A Tale of Two Brothers

I just ran across this post from last fall over at my friend Chad Bresson’s blog, about Genesis 38 and the scandal of the gospel. I was interested, because just this morning I was reading John Currid’s Against the Gods, and Currid points out that Genesis 38, the story of of Judah’s misconduct and immorality with Tamar, serves as a foil to Genesis 39, Joseph’s encounter with the wife of Potiphar.

I love Chad’s treatment of Genesis 38, but what’s catching my eye right now is the contrast between Judah and Joseph. Take twenty seconds to google “Biblical marriage meme,” and you’ll find a number of doubtless well-informed haters reminding us that marriage was abused in good ol’ Bible times, so it should be anything goes today.

Yes. It’s true. Abraham slept with Hagar. Solomon had seven hundred wives and three hundred concubines. David murdered Uriah so he could have Bathsheba. There are directions in the law for taking the widow of your brother, for marrying war captives, for marrying women you’ve raped, and for pairing together your male and female slaves. It does no good to list every weird account of marriage in Scripture indiscriminately and then sit back with a self-satisfied smirk. The question that should be asked is what view of marriage and sex does the Scripture commend?

This is where Joseph shines so brightly. The fact that the account of Judah and Tamar appears in the middle of the longer story about Joseph and right before the account of Joseph and Potiphar’s wife says something about both accounts.

First, this is an intentional pairing. We’re meant to look at Judah and Joseph together. Two brothers, two temptations, two responses. As I said, Judah serves as a foil to Joseph. There are, of course, more levels to the story of Judah and Tamar, and Chad has covered them admirably. But the placement of the story at this point in Genesis reveals that, whatever else is going on in redemptive history, Joseph is the main character right now, and he’s drawing everything else into his narratival orbit.
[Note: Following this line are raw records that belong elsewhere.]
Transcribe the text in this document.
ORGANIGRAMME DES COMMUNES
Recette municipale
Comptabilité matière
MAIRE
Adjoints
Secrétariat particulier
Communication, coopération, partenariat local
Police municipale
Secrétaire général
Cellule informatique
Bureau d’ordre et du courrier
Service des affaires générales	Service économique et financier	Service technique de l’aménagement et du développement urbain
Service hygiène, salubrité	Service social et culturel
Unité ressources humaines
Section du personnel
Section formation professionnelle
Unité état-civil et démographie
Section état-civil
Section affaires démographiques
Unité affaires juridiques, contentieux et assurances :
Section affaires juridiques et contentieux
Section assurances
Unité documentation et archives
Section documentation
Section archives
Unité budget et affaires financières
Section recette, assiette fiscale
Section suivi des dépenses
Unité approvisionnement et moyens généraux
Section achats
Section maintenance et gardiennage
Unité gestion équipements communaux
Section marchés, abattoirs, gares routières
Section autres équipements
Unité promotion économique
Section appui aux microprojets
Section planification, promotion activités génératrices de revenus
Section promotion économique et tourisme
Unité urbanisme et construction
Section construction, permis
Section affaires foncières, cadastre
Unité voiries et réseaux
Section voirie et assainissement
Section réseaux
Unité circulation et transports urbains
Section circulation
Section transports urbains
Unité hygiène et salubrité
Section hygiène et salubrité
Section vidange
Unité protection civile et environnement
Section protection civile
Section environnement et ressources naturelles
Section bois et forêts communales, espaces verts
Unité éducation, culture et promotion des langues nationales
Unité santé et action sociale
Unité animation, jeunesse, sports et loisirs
Second, the contrast preaches. Judah condemns his own actions, both by his decision not to burn Tamar and by his statement, “She is more righteous than I, since I did not give her to my son Shelah” (38:24-26). No one who reads the text well can come away with the impression that Judah is somehow commended for his immorality. Similarly, it is impossible to read the following chapter and conclude that Joseph is not being commended. He recognizes that to sleep with Mrs. Potiphar would be a sin against his master and his God (39:8-9). He refuses temptation steadfastly (39:10). And when push comes to shove, Joseph gets right out of dodge, leaving his coat behind (39:11-12). This last bit, by the way, is an intentional echo of Joseph’s previous betrayal at the hands of his brothers: though innocent of wrongdoing, he is punished, his garments are used in a deception against him, and he is put someplace unfavorable where God gives him success in all he does. The flow of the story itself teaches us that Joseph is to be commended.

There is no doubt in these accounts that, regardless of the social mores of the time concerning sexuality, Judah’s example is to be condemned and Joseph’s to be praised. In the words of the Dread Pirate Roberts, “Anyone who says differently is selling something.”

3 thoughts on “A Tale of Two Brothers

  1. Chad Richard Bresson

    Good thoughts. Israel must see in Judah that their posterity has not acted faithfully. Like Judah, they are in need of redemption. Joseph acts in a manner after righteousness, but serves as an indictment to faithless Israel. They are not him. In fact, even as Moses writes this, some of them have been sleeping with other nations (Numbers 25:6-15). Fidelity in sexuality and marriage is always pointing the reader to the larger fidelity… and the infidelity is certainly pointing to the larger infidelity (see Ezekiel 16).